На нары тяжело вспрыгивает командир отделения Зыбин-Серый, замирает на коленях, как бы приняв стойку «смирно», коротко командует:

– Прекратить болтовню!

3

Я сижу в канцелярии командира роты перед столом, на котором нет ничего, кроме стеклянной глыбы чернильницы с пересохшими чернилами. По другую сторону, под большим, почти во всю стену, портретом, – замполит капитан Мерзляков, младший лейтенант Голосков, старшина Беленький и старший сержант Бабкин. Все они серьезны, какое-то время молчат; я тоже молчу, вживаюсь в скверное положение подсудного лица.

– Начнем, – сказал всем замполит и отдельно мне (не глянув на меня): – Говорите.

Я не ожидал, что придется говорить первому мне, никак не подготовился. И вообще я не собирался говорить: виноват – накажите. Все равно ничего не смогу доказать.

– Как считаете, правильно поступили?

И на это мне нелегко ответить. Ну, если бы я мог постепенно, не сбиваясь, один на один с кем-нибудь, скажем, с Бабкиным или Голосковым… Чтобы потом спокойно рассудить. Дело-то, в общем, пустяковое, но…

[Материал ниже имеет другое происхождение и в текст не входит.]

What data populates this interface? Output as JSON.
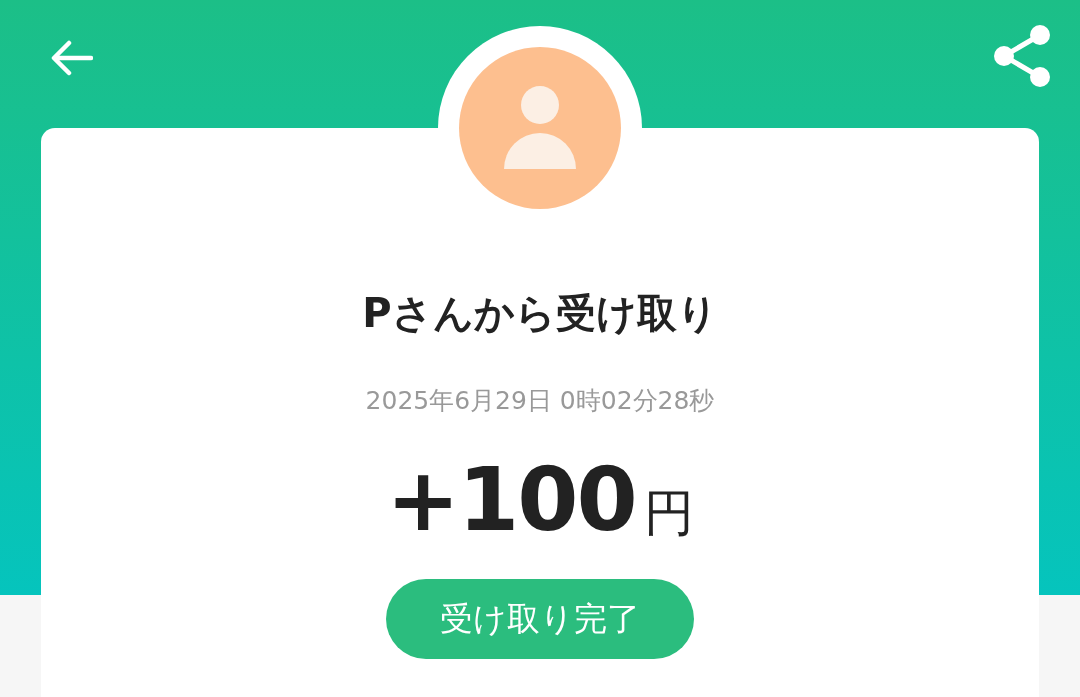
{
  "transfer": {
    "title": "Pさんから受け取り",
    "datetime": "2025年6月29日 0時02分28秒",
    "amount": "+100",
    "currency": "円",
    "status": "受け取り完了"
  }
}
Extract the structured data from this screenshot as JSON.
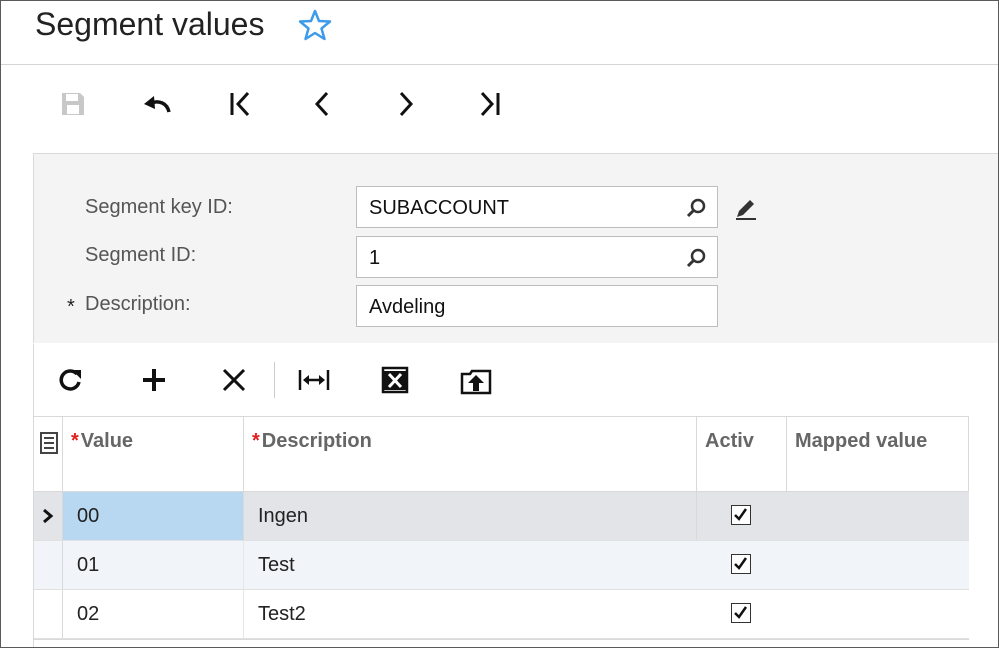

Дневалил я прошлую ночь по роте, сидел, как обычно, возле двери за тумбочкой с телефоном, писал длинное письмо Асе Шатуновской (про то, какой хорошей будет жизнь лет через пять – ни карточной системы, ни обид, огорчений, и человеческая личность достигнет полного расцвета, почти как при коммунизме), помню, написал слова: «Конечно, для этого мы должны изо всех сил трудиться, работать, учиться, служить…» – и уперся лбом в кулак. Не знаю, сколько прошло минут, не больше пяти, наверное. Вдруг сильный удар в плечо подкинул меня, я вытянулся, ухватившись рукой за штык в чехле, осмотрелся. У ног моих лежал новый валенок, а старшина Беленький, поворочавшись на скрипучей железной кровати, спокойно повернулся на другой бок. Вот тут-то и наступило то самое «но». Мне надо было отнести старшине валенок, поставить его рядом с другим, потихоньку вернуться к тумбочке и продолжать службу. (Беленький всегда так будил дневальных и наутро не вспоминал об этом.) Со мной же что-то произошло, на мгновение я даже потерял ясное сознание – может быть, он как-то обидно отвернулся, – я схватил валенок и швырнул Беленькому в кровать. Старшина неторопливо поднялся, надел валенки, подошел ко мне и указал на нары, что означало: «Снимаю с дневальства!» Я разбудил сменщика, сам лег спать. Вот и все. Так бы я, пожалуй, рассказал. Но нельзя – это будет вранье, потому что Беленький доложил: «Спал на дежурстве, а когда его разбудил, начал грубить». К тому же рассказать о валенке – значит подвести всех. Старшина как-нибудь оправдается, перестанет швыряться и начнет давать наряды, снимать с дежурства.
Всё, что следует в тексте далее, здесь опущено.